01000 in SQLSetConnectAttr means "General warning: Driver-specific 
informational message. (Function returns SQL_SUCCESS_WITH_INFO.)"

=> looks like it's a warning that could be ignored. However, pyodbc raises an 
exception pyodbc.Error, and there is no easy way for the python app to figure 
out if it's a real error or just a warning.
(especially when using SQLAlchemy or other frameworks on top of pyodbc)

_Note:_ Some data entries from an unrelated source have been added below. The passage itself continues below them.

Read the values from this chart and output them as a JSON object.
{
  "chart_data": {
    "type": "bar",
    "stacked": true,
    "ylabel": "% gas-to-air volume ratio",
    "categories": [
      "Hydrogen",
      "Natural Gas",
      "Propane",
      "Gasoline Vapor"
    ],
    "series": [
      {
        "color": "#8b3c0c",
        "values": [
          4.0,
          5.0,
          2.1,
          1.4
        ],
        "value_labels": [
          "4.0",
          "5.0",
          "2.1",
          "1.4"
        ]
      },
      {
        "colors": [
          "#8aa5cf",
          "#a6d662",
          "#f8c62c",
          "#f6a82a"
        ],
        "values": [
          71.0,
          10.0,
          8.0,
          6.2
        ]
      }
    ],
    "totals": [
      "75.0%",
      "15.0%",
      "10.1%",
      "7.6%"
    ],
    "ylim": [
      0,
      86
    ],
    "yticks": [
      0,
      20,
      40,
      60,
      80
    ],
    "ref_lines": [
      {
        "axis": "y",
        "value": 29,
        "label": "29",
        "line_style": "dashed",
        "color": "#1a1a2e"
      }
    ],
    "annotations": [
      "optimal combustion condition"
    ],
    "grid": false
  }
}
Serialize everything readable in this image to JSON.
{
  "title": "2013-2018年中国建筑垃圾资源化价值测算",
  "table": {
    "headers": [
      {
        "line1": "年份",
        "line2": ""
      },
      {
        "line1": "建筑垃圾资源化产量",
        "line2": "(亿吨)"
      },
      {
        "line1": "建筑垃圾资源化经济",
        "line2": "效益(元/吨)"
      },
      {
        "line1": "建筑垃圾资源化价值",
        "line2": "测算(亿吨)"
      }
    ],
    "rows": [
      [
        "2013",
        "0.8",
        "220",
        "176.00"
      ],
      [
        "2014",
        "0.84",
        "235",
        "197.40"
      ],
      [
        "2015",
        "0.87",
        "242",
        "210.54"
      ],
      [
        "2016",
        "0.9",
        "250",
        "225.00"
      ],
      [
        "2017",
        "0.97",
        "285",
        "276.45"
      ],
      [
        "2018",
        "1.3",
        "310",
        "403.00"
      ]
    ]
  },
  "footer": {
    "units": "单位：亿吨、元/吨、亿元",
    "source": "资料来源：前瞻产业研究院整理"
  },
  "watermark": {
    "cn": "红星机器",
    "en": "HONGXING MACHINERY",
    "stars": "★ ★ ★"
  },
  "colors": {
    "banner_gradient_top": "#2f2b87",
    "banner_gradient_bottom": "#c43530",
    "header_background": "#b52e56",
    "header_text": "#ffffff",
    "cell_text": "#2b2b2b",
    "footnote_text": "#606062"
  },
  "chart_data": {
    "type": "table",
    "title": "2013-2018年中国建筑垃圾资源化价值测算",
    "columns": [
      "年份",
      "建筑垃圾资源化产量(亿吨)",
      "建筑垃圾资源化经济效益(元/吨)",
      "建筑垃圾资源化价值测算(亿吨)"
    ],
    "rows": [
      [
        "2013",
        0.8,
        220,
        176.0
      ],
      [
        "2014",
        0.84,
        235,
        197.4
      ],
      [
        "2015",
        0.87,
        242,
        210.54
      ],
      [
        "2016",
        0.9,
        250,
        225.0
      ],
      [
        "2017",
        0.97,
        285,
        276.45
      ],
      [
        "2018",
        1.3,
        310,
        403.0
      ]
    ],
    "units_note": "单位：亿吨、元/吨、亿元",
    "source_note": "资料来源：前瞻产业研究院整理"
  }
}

I haven't seen so far what is the real cause of the warning and why it happens 
only on that specific server, but it would be much better if pyodbc could 
provide more info about exceptions to avoid this issue, or if it could ignore 
such warnings when the result of a call is SQL_SUCCESS_WITH_INFO instead of 
SQL_SUCCESS.

What version of the product are you using? On what operating system?
pyodbc 2.1.7 installed on Python 2.6.5, Windows 2003 SP2, MS SQL Server 2005 
full license (not Express edition)

Please provide any additional information below.

Original issue reported on code.google.com by decal...@laposte.net on 29 Jul 2010 at 11:58

GoogleCodeExporter commented 9 years ago
First, is it possible to use a DSN-less connection?  I think that is a valid 
work around.  See here: http://support.microsoft.com/kb/822841

Second, I looked for a way to work around it in the library, but it isn't that 
straightforward.  It is being reported as an error, not as 
SQL_SUCCESS_WITH_INFO.  The SQL_SUCCEEDED macro I use everywhere treats both 
SUCCESS and SUCCESS_WITH_INFO as success, so I always ignore warnings.

That means the connection probably did fail anyway, so ignoring it won't do any 
good.

Notice that the article I linked to mentioned a hotfix is available.  Since it 
is so old, I suspect one of your servers is not up to date with patches?  Is 
that something you can look into also?

I'm going to put this on hold until I hear back, but I'm pretty sure that (1) 
patches or (2) a DSN-less connection would be the best fixes.